Правильное разрешение противоречий внутри музыки, подсказываемое ей Адорно, предполагает, что композитор внутренне согласится с принуждением, претворит в свою природу те приемы манипулирования со звуком – с материалом музыки, которые отражают формы общественного принуждения и формы промышленного производства; тогда музыка обретает внутри себя свободу и явит нам "образ свободы", заперев при этом все пути к слушателю и замкнувшись в себе. Действительно: "Незаменимо только то, у чего нет никакой функции, ни к чему не пригодное".
Адорно не показал действительных путей развития даже той музыке, к которой обращался со своим призывом порвать со всякой "коммуникативностью"; никакой композитор серийной школы не развивался так, чтобы обрести в своем развитии некую вторую органичность творчества – "непроизвольность субъективной реакции" в рамках тотально манипулируемого материала. Идея информальной музыки была утопией, что почувствовал и сам Адорно. Информальная музыка несет на себе благословение и проклятие "иного": она "напоминает вечный мир Канта, который сам Кант представлял как реальную конкретную и осуществимую возможность, но опять-таки и как идею"[53].
Не утопическим был, однако, тот уклон, который придал своей утопической музыке Адорно. Утопический идеал Адорно и реальное движение авангарда частично пересекались и совпадали; они учились друг у друга. Музыка из утопий Адорно взяла то, что можно было реализовать, – неутопическое в глубинах мечты.
Эта реализация в "самодвижении" музыки не очень нужным делала самого теоретика: и без него реализовалось то, чему сам Адорно научился у авангардистского искусства. Но тем более значительными были эти "осуществления" для судеб музыкальной социологии Адорно.
Итак, своей утопической музыке Адорно придал уклон к самоисчерпанию музыки путем сохранения, увековечивания, нагромождения формальных, технологических проблем и противоречий, которые никогда не разрешались во что-либо иное, но всегда только перекрывались новым слоем противоречий, сохраняясь в глубине. Это было и наклонение к самозамыканию музыки в ней самой – жест свободы, но без реального освобождения.
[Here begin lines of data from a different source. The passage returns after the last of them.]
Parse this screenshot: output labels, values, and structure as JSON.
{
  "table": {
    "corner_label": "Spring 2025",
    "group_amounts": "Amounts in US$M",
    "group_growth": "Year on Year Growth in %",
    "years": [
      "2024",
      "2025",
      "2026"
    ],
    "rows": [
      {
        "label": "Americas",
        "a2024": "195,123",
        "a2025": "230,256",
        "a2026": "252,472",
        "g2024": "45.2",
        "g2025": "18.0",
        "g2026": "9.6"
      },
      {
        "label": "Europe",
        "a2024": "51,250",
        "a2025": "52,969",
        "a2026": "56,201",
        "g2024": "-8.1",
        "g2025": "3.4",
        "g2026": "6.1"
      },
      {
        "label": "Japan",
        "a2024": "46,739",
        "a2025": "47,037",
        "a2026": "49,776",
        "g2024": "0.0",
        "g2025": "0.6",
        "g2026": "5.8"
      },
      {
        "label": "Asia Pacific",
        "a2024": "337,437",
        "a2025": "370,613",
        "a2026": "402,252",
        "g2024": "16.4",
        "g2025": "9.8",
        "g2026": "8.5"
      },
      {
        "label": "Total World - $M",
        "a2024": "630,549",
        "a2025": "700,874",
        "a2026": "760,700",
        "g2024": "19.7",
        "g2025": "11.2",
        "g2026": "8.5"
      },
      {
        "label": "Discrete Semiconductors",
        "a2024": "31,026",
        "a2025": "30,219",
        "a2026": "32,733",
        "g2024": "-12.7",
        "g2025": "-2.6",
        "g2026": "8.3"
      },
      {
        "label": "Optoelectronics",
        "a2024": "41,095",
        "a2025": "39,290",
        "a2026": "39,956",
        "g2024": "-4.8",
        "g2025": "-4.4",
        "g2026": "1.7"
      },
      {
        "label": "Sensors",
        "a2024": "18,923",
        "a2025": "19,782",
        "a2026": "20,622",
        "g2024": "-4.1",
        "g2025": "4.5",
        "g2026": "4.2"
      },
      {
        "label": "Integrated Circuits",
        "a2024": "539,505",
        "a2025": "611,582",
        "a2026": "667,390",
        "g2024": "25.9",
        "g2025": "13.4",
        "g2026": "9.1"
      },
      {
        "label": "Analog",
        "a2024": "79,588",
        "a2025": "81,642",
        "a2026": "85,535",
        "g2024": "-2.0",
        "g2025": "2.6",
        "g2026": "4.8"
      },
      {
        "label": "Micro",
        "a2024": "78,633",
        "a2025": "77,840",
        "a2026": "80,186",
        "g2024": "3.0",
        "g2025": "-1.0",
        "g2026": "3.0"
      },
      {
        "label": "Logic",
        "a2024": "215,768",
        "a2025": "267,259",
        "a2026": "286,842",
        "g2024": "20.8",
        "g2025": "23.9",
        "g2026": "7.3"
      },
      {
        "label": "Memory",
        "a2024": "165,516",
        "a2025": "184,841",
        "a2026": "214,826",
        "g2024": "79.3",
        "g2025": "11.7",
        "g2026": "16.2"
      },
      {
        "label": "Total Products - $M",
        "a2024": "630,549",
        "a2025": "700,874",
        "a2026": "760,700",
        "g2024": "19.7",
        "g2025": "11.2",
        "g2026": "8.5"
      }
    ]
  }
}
По сути дела совпали – это адорновское умозрительное, нигилистическое опустошение музыки и отвлеченность ее существования в практике искусства, когда музыка – лишь объект, разрушаемый всеми возможными способами.
И в том, и в другом случае, в теории и на практике, музыка – это абсолютная несвязанность ни с чем, кроме нее же самой. Конструирование утопической музыки стало реальным фактором деструкции искусства.
Нигилистические заветы музыкальной социологии Адорно были на деле ее внутренним саморазвенчанием.
Идея социального освобождения у Адорно конкретизировалась – она предстала в виде музыкального упражнения в сфере абсурда: "Форма всякой художественной утопии сегодня такова: создавать вещи, о которых мы не знаем, что это такое"[54].
Превращения академической науки не могут не вызывать удивления. Если каких-нибудь десять лет тому назад любой профессор стремился придать законченный, целостный вид своему естественному человеческому полузнанию (поэтому весьма простительному), настаивал на независимом, научном, а потому и весьма отвлеченном от сырой действительности содержании своих работ, то теперь страх перед мнимым "студенческим бунтом" против науки словно открыл такому ученому глаза на мир: с одной стороны, он испытал страх потерять свою публику – слушателей и читателей, – с другой стороны, он сделал вывод, что спасения можно искать и "по ту сторону баррикад". Вместо стилизации полунауки под науку – стилизация полузнания под незнание, псевдосократовский скептицизм: предмет знания спокойно отодвигается в сторону и ученый занимается расчисткой поля для своих штудий; если говорить о музыкальной социологии, то оказывается, что все доныне существовавшее под вывеской "музыкальной социологии" – ложные и напрасные усилия, так сказать, "феномен идеологического сознания"; но затем оказывается, что расчистка поля – это операция, которая свой смысл заключает только в себе самой; отнюдь и не будет никаких штудий, но предмет "музыкальной социологии" отныне состоит в том, чтобы разделаться со всем, что существовало и существует под таким названием.
Наука об искусстве подражает формам искусства абсурда. Цель бывшей науки становится теперь откровенно негативной – это саморазрушение научной дисциплины в самый период ее становления как науки. При этом полезно для целей такого ученого по возможности расширить прежнее понятие "социологии", чтобы подвести под нее все научные направления, которые имели дело с музыкой. Негативный "пафос" такой новой науки не скрыт, разумеется, и от самого автора; более того, в задачи "новой" дисциплины, конгениальной с абсурдистским искусством, входит пропаганда своей разрушительной силы, негативистская бравада; наивность академического ученого с его верой во внутреннюю силу логической системы знания заменена теперь злорадной спекуляцией (далеко не философской) на чужих ошибках.